The featured exhibit, called “Honoring our Quilting Foremothers”, will showcase 34 vintage quilts dating from the mid-1800’s to the 1960’s, chosen by committee members Margaret Boothby, Susan Hopkins and Karla Rogers. Famous quilting foremothers like Harriet Powers, Marie Webster and Ruby McKim will be honored. Included in the exhibit will be brief explanations of the quilts and the foremothers who created them, with committee members available to answer questions and discuss the rich history of quilt making. Visitors will come away with a better appreciation of what women in the past were able to create and, as they view the main body of the show, to see how today’s quilts carry on that tradition.

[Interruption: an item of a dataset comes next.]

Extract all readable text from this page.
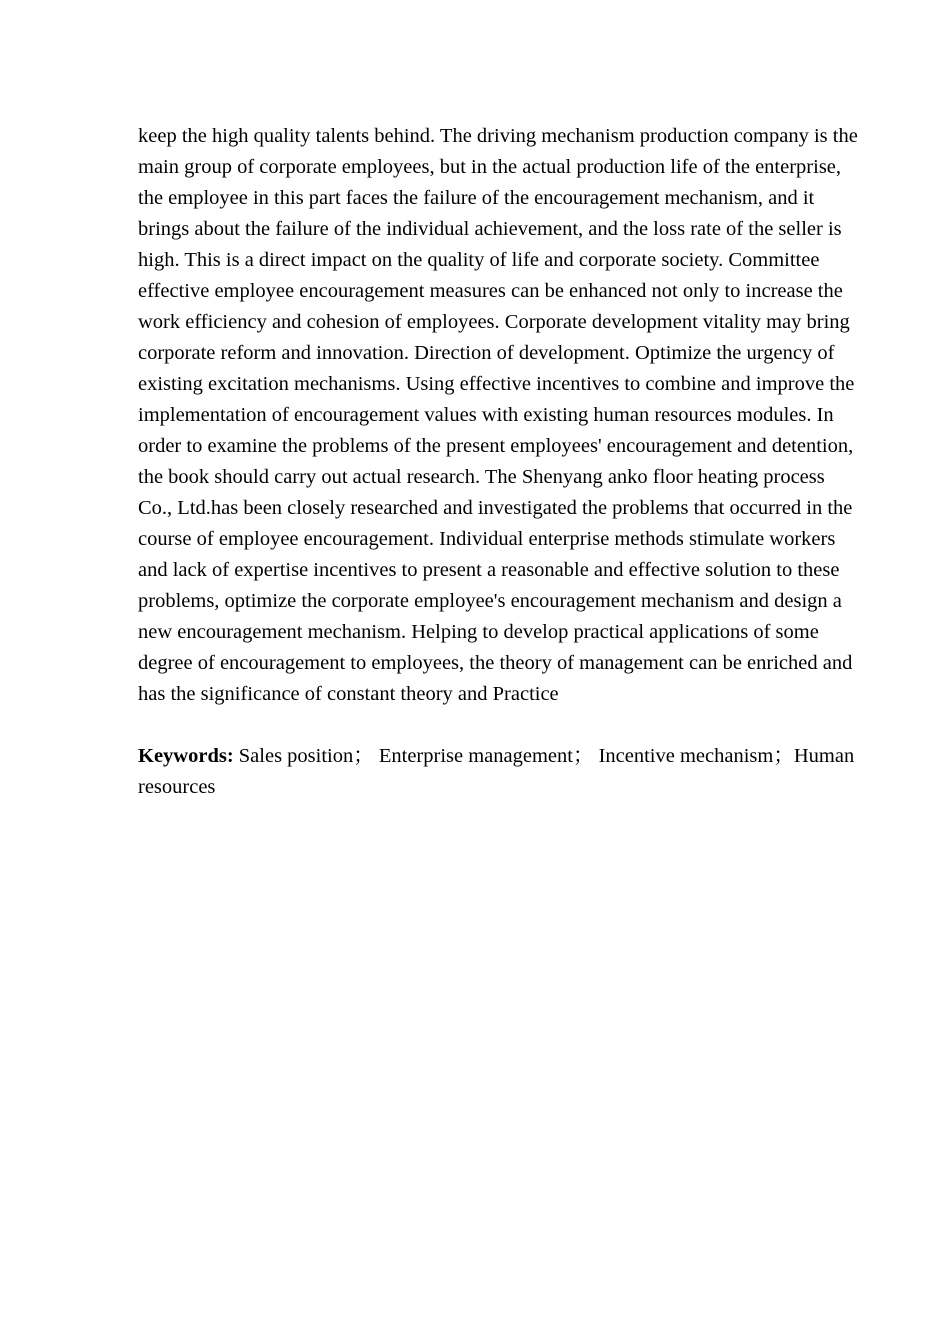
keep the high quality talents behind. The driving mechanism production company is the main group of corporate employees, but in the actual production life of the enterprise, the employee in this part faces the failure of the encouragement mechanism, and it brings about the failure of the individual achievement, and the loss rate of the seller is high. This is a direct impact on the quality of life and corporate society. Committee effective employee encouragement measures can be enhanced not only to increase the work efficiency and cohesion of employees. Corporate development vitality may bring corporate reform and innovation. Direction of development. Optimize the urgency of existing excitation mechanisms. Using effective incentives to combine and improve the implementation of encouragement values with existing human resources modules. In order to examine the problems of the present employees' encouragement and detention, the book should carry out actual research. The Shenyang anko floor heating process Co., Ltd.has been closely researched and investigated the problems that occurred in the course of employee encouragement. Individual enterprise methods stimulate workers and lack of expertise incentives to present a reasonable and effective solution to these problems, optimize the corporate employee's encouragement mechanism and design a new encouragement mechanism. Helping to develop practical applications of some degree of encouragement to employees, the theory of management can be enriched and has the significance of constant theory and Practice

Keywords: Sales position； Enterprise management； Incentive mechanism；Human resources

Local owners of vintage quilts will have a unique opportunity to obtain a professional appraisal during both days of the quilt show. Julie Silber, one of the world’s most respected quilt experts, will offer either oral or written appraisals of pre-1960’s quilts. The written appraisals can be used to determine monetary value for insurance, charitable donation, estate assessment and current fair market purposes. Appointments are recommended to insure service, while walk-ins will be taken as time permits. Oral appraisals are $25 and written ones cost $85. To make an appraisal appointment, send an email to firstname.lastname@example.org or call 530-575-8433.
“Crossroads in the Pines” is the large 2017 Opportunity Quilt constructed by Frances O’Brien, Lois Hodges, Mary Serpa and Trudie Ferreira and quilted by Susie Hardy from a pattern by Judy Martin. The project took 6 ½ months to complete, with over 200 fabrics used to make the 7,600 pieces in the quilt. The drawing for this quilt will be held at 3 p.m. on Sunday. Another popular drawing on Sunday afternoon is for overstuffed baskets containing quilting items, books, fabrics and goodies of all sorts.
Fifteen vendors will sell quilting fabrics, patterns, machines and tools, as well as comfortable footwear, design walls and beads and buttons for embellishment. Several will be giving away door prizes or have special discounts for the show. Country Store will be filled with previously owned merchandise at bargain prices. Scissor sharpening will be available on Sunday only for a nominal fee, with proceeds to benefit Community Service.
New to the show this year is a Boutique where members offer a wide variety of handcrafted items for sale, including dolls, tote bags, table runners, novelty pincushions, baby items and two antique quilts. Demonstrations of interesting techniques like paint-on-fabric will inspire and inform. Quilters Café will have delicious sandwiches, salads, drinks and homemade desserts available for purchase.
“Springtime in the Pines” is non-profit Pine Tree Quilt Guild’s largest fundraiser and enables the Guild to fund informative programs and workshops and an active Community Service outreach that gives away hundreds of quilts, Christmas stockings, walker bags and pillowcases each year. Recipients of almost 200 quilts in 2016 include victims of fire and natural disaster, veterans, homeless, foster youth, seniors, babies, and children at risk.